Si informa che la richiesta dei crediti di imposta va effettuata sul sito lsg.giustizia.it

La partecipazione dell’avvocato alla mediazione è obbligatoria per le materie per le quali è prevista la condizione di procedibilità.
È comunque sempre opportuna.

Si può entrare in mediazione se si è in possesso dei requisiti per accedere al gratuito patrocinio, previa esibizione dell’istanza e relativa ammissione da parte del Consiglio dell’Ordine degli avvocati competente.

La normativa prevede la possibilità di rilasciare procura a partecipare in presenza di un giustificato motivo ad un soggetto a conoscenza dei fatti della controversia.

È sufficiente una procura in carta semplice, nella quale vengono specificati i poteri conferiti al procuratore, con allegati i rispettivi documenti di identità

Si segnala che non spetterà al mediatore la valutazione dei motivi dell’assenza.
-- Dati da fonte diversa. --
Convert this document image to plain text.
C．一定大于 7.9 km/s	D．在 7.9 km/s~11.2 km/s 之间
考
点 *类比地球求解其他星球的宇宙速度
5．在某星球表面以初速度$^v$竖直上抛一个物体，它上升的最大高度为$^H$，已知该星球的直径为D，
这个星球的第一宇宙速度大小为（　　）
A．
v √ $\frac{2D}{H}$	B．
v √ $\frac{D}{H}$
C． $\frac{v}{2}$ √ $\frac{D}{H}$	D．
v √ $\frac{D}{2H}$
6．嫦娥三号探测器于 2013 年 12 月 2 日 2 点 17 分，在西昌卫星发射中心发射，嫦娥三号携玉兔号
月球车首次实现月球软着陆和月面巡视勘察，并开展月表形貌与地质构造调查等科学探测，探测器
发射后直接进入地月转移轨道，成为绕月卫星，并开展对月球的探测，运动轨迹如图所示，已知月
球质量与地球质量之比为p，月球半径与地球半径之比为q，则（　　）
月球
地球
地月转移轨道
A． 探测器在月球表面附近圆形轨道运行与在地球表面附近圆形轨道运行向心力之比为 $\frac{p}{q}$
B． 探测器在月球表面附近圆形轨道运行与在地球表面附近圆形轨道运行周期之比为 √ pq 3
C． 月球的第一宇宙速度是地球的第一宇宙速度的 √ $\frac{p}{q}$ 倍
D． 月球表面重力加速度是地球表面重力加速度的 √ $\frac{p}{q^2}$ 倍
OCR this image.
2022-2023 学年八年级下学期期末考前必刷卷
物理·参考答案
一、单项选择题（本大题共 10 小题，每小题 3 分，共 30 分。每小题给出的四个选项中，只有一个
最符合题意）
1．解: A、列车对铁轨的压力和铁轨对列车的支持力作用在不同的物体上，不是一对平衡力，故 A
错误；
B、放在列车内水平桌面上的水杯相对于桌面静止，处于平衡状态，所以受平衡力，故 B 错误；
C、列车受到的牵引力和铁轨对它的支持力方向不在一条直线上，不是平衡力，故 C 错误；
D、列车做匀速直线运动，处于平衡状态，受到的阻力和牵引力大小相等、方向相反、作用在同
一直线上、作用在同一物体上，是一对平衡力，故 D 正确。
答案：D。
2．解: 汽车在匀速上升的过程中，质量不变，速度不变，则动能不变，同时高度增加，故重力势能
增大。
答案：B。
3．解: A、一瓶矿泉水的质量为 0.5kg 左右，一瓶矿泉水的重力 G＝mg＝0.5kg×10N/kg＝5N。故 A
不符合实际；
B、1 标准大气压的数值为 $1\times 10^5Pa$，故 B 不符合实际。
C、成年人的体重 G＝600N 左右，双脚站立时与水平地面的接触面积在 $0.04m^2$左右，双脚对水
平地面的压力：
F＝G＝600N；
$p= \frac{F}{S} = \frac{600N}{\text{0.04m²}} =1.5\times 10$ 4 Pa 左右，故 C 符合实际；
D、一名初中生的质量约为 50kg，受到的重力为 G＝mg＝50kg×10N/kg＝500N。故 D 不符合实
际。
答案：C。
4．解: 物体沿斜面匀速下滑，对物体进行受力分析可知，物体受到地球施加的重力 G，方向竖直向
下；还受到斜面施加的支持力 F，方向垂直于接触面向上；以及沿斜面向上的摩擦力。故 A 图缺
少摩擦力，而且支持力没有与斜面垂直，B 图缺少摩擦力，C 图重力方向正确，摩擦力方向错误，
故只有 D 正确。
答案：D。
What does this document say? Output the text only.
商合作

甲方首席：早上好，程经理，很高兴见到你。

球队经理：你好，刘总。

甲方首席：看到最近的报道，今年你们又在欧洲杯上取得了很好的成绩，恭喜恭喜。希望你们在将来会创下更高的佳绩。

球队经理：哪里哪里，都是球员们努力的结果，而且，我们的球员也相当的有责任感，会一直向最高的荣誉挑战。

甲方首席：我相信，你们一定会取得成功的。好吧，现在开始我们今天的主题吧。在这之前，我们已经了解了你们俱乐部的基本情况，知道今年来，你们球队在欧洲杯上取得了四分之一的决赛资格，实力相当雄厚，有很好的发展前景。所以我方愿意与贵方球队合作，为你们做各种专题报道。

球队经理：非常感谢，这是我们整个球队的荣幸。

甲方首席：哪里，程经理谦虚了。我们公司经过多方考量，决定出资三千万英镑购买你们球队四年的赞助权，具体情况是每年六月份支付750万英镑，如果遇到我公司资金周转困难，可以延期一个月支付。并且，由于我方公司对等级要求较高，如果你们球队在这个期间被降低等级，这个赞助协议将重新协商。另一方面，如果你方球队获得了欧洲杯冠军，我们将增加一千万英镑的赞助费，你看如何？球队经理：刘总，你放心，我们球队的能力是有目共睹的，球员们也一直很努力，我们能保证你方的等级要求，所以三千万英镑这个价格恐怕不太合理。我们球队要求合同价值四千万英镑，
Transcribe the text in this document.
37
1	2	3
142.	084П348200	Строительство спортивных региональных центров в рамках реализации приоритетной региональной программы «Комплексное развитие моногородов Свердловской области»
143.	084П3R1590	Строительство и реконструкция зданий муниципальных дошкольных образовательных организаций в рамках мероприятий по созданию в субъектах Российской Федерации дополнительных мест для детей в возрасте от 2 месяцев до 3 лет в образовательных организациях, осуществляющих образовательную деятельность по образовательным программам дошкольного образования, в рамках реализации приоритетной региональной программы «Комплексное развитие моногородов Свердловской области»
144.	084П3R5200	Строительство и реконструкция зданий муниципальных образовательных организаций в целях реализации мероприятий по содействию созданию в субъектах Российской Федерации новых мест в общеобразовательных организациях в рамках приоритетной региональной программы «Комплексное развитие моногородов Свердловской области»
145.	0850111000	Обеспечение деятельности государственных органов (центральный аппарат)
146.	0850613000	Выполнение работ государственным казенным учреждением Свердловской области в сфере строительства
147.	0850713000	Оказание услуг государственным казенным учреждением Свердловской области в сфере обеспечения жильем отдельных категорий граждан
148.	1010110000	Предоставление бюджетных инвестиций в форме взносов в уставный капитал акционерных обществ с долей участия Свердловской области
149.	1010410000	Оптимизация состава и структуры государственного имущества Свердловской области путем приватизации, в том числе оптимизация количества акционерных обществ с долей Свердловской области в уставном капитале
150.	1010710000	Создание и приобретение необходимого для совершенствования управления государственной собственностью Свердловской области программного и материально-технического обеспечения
Secondo il dettato dell’art. 12 bis D. Lgs. n. 28/2010:

  • della mancata partecipazione senza giustificato motivo al primo incontro del procedimento di mediazione, il giudice del successivo giudizio potrà desumere argomenti di prova ai sensi dell’articolo 116, secondo comma, del codice di procedura civile;
  • quando la mediazione costituisce condizione di procedibilità, il giudice condannerà la parte costituita che non ha partecipato al primo incontro senza giustificato motivo al versamento all’entrata del bilancio dello Stato di una somma di importo corrispondente al doppio del contributo unificato dovuto per il giudizio;
  • quando la mediazione costituisce condizione di procedibilità, con il provvedimento che definirà il giudizio, il giudice, se richiesto, potrà altresì condannare la parte soccombente, che non ha partecipato alla mediazione, al pagamento in favore della controparte di una somma equitativamente determinata in misura non superiore nel massimo alle spese del giudizio maturate dopo la conclusione del procedimento di mediazione;
  • nel caso sia chiamata in mediazione una Pubblica Amministrazione, quando il giudice provvederà ai sensi della lett. b), lo stesso dovrà trasmettere copia del provvedimento adottato nei confronti di una delle amministrazioni pubbliche di cui all’articolo 1, comma 2, del decreto legislativo 30 marzo 2001, n. 165, al pubblico ministero presso la sezione giurisdizionale della Corte dei conti, e copia del provvedimento adottato nei confronti di uno dei soggetti vigilati all’autorità di vigilanza competente.

Qualora la parte chiamata volesse partecipare al primo incontro in modalità telematica / da remoto dovrà farne richiesta alla Segreteria dell’Organismo almeno 7 giorni prima dell’incontro fissato, inviando contestualmente il modello di adesione compilato e sottoscritto, documenti di identità delle parti e di coloro che interverranno all’incontro, contabile di avvenuto bonifico delle spese di avvio e del primo incontro al quale dovrà aggiungersi la somma di euro 20,00 per i costi della procedura telematica.